My interpretation of the vision: the hummingbird is me. My family back home often calls be busy bee because of how often I’m on the move and never stop going. Just like a humming bird, I can’t sit still. It takes a lot of work for me to simply relax and be still which is something I’m learning on the Race. For a long time I felt trapped, just like the bird did. I felt stuck, unable to move forward, and restricted by expectations that myself and others have placed on me. I observed the rest of the world through my cage or walls I’ve put up, as I interpreted it. And now God opened my cage and set me free. He wants to crumble my walls down completely. Quite honestly all this freedom scared me at first and does still slightly scare me. It does because with freedom, comes the unknown. In my cage I knew it’s boundaries and how far my limits were. When you’re free there simply are no limits on what you cannot do; it’s completely boundless. And so I’m currently choosing to move past the fear and to fly away with Him without looking back. And to explore this new place that He is bringing me. One not of comfort, one not of familiarity, but one filled with freedom and one filled with new horizons. He so clearly spoke, “Your wings already exist now fly away with me.”

Also there’s a cool God Moment tied into this vision. That same day, a few minutes after having the vision, I opened my Bible to read a random book and it happened to open to 1st Thessalonians. On that page in my Bible is a picture of a bird, a humming bird, which is a super strange picture to have. And then I shut my bible and looked at the back cover of it. On the back of my bible I have this sticker of a bird that I put there almost 4 years ago when I first got this bible. I’d almost forgotten it was here. And then while I was in Washington DC for an overnight layover where I got to see my mom and little brother, I considered sending home this Bible but decided not to because it felt wrong. I was going to send it home because I didn’t want to ruin it. To know that 4 years ago, God knew he was going to give me this vision in this moment with this Bible here in Rwanda, is so freaking cool. GOD IS SO FREAKING COOL. He takes my breath away.

Here in Nepal, God is showing me what true freedom looks like.

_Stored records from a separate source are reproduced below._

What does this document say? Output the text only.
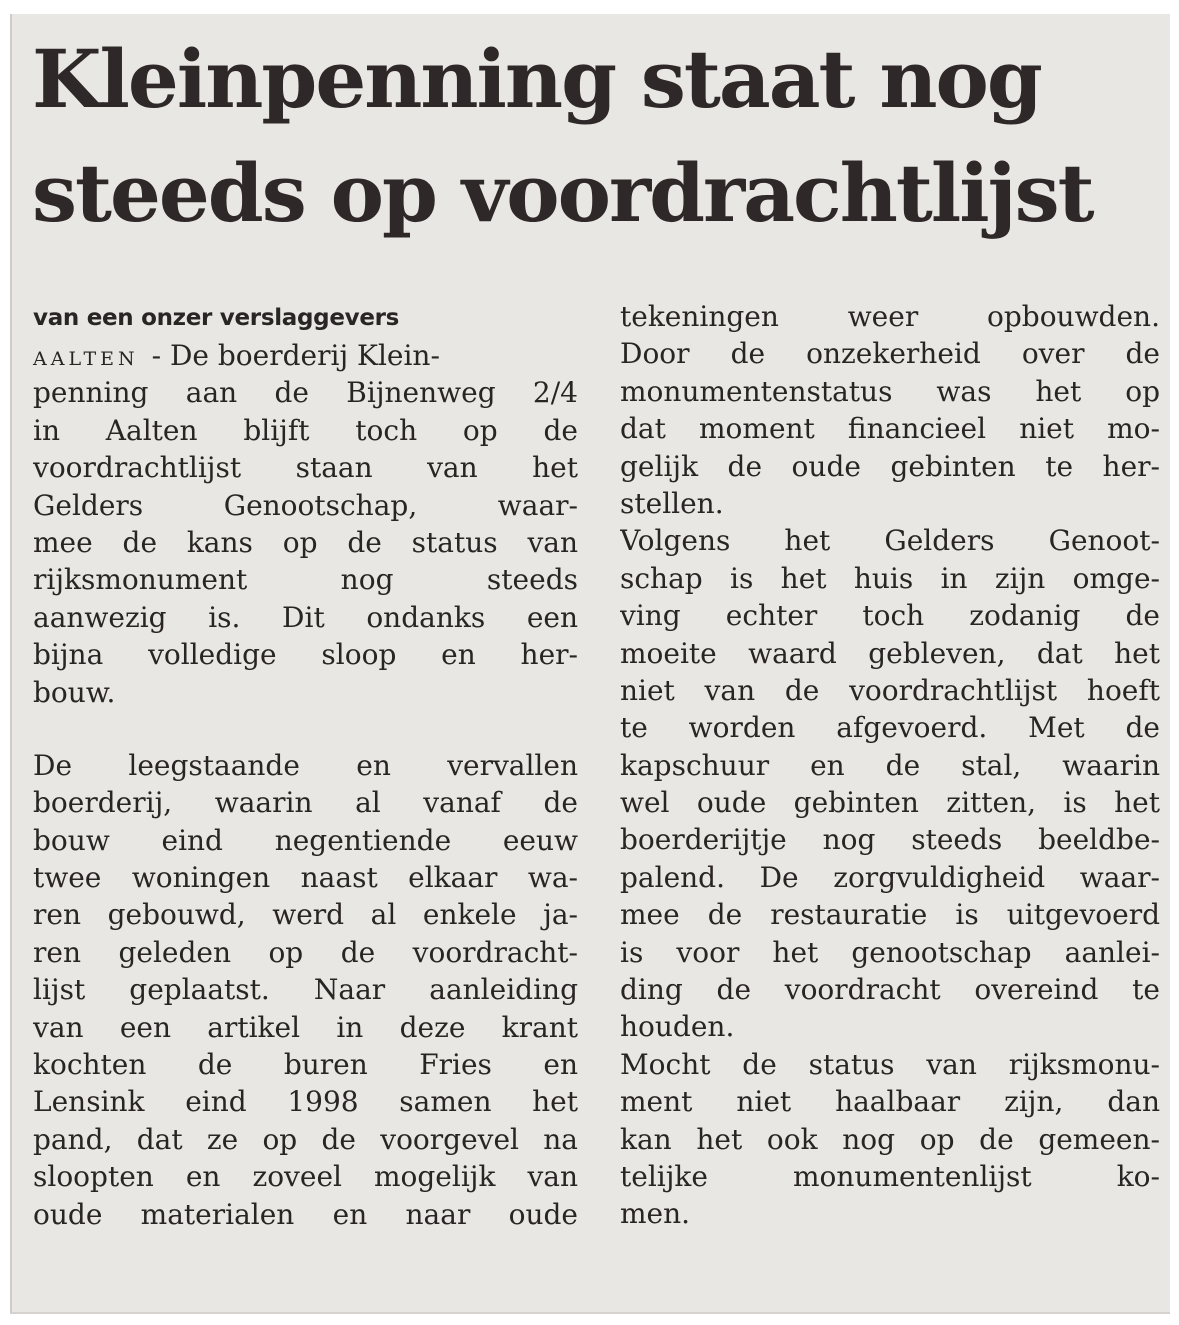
Kleinpenning staat nog
steeds op voordrachtlijst
van een onzer verslaggevers
AALTEN - De boerderij Klein-
penning aan de Bijnenweg 2/4
in Aalten blijft toch op de
voordrachtlijst staan van het
Gelders Genootschap, waar-
mee de kans op de status van
rijksmonument nog steeds
aanwezig is. Dit ondanks een
bijna volledige sloop en her-
bouw.
De leegstaande en vervallen
boerderij, waarin al vanaf de
bouw eind negentiende eeuw
twee woningen naast elkaar wa-
ren gebouwd, werd al enkele ja-
ren geleden op de voordracht-
lijst geplaatst. Naar aanleiding
van een artikel in deze krant
kochten de buren Fries en
Lensink eind 1998 samen het
pand, dat ze op de voorgevel na
sloopten en zoveel mogelijk van
oude materialen en naar oude
tekeningen weer opbouwden.
Door de onzekerheid over de
monumentenstatus was het op
dat moment financieel niet mo-
gelijk de oude gebinten te her-
stellen.
Volgens het Gelders Genoot-
schap is het huis in zijn omge-
ving echter toch zodanig de
moeite waard gebleven, dat het
niet van de voordrachtlijst hoeft
te worden afgevoerd. Met de
kapschuur en de stal, waarin
wel oude gebinten zitten, is het
boerderijtje nog steeds beeldbe-
palend. De zorgvuldigheid waar-
mee de restauratie is uitgevoerd
is voor het genootschap aanlei-
ding de voordracht overeind te
houden.
Mocht de status van rijksmonu-
ment niet haalbaar zijn, dan
kan het ook nog op de gemeen-
telijke monumentenlijst ko-
men.
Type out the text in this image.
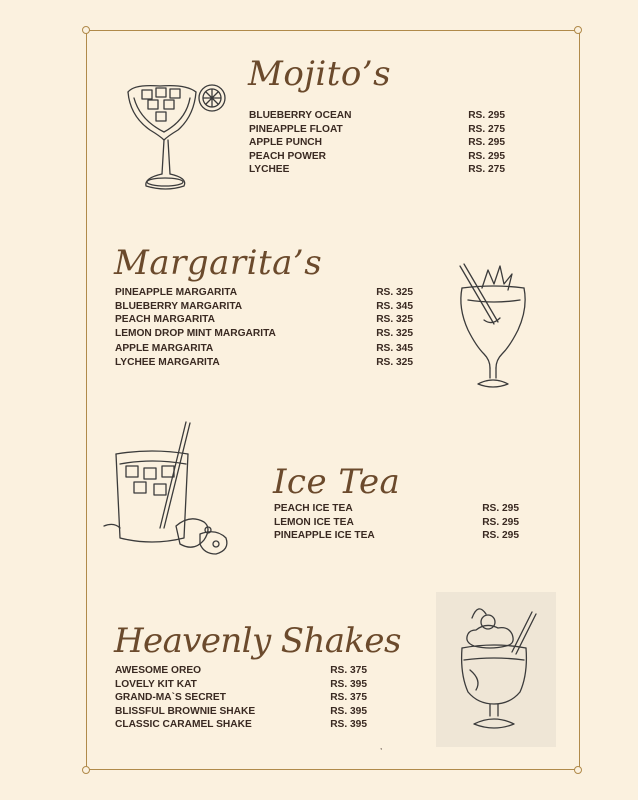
Mojito’s
BLUEBERRY OCEAN	RS. 295
PINEAPPLE FLOAT	RS. 275
APPLE PUNCH	RS. 295
PEACH POWER	RS. 295
LYCHEE	RS. 275
Margarita’s
PINEAPPLE MARGARITA	RS. 325
BLUEBERRY MARGARITA	RS. 345
PEACH MARGARITA	RS. 325
LEMON DROP MINT MARGARITA	RS. 325
APPLE MARGARITA	RS. 345
LYCHEE MARGARITA	RS. 325
Ice Tea
PEACH ICE TEA	RS. 295
LEMON ICE TEA	RS. 295
PINEAPPLE ICE TEA	RS. 295
Heavenly Shakes
AWESOME OREO	RS. 375
LOVELY KIT KAT	RS. 395
GRAND-MA`S SECRET	RS. 375
BLISSFUL BROWNIE SHAKE	RS. 395
CLASSIC CARAMEL SHAKE	RS. 395
,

It’s something that often makes me feel uncomfortable, but it’s a lesson long overdue that I learn. Freedom for me involves not caring what other think of me when I worship. Freedom for me is going in public with greasy hair and no makeup on. Freedom is dancing like a fool with the congregation of the church, Freedom is creating in my art journal without the fear of it not turning out perfect. It looks like a lot of different things to different people. But I will never go back to being a caged bird. I prefer to be out here in the open celebrating and calling others to join me in freedom.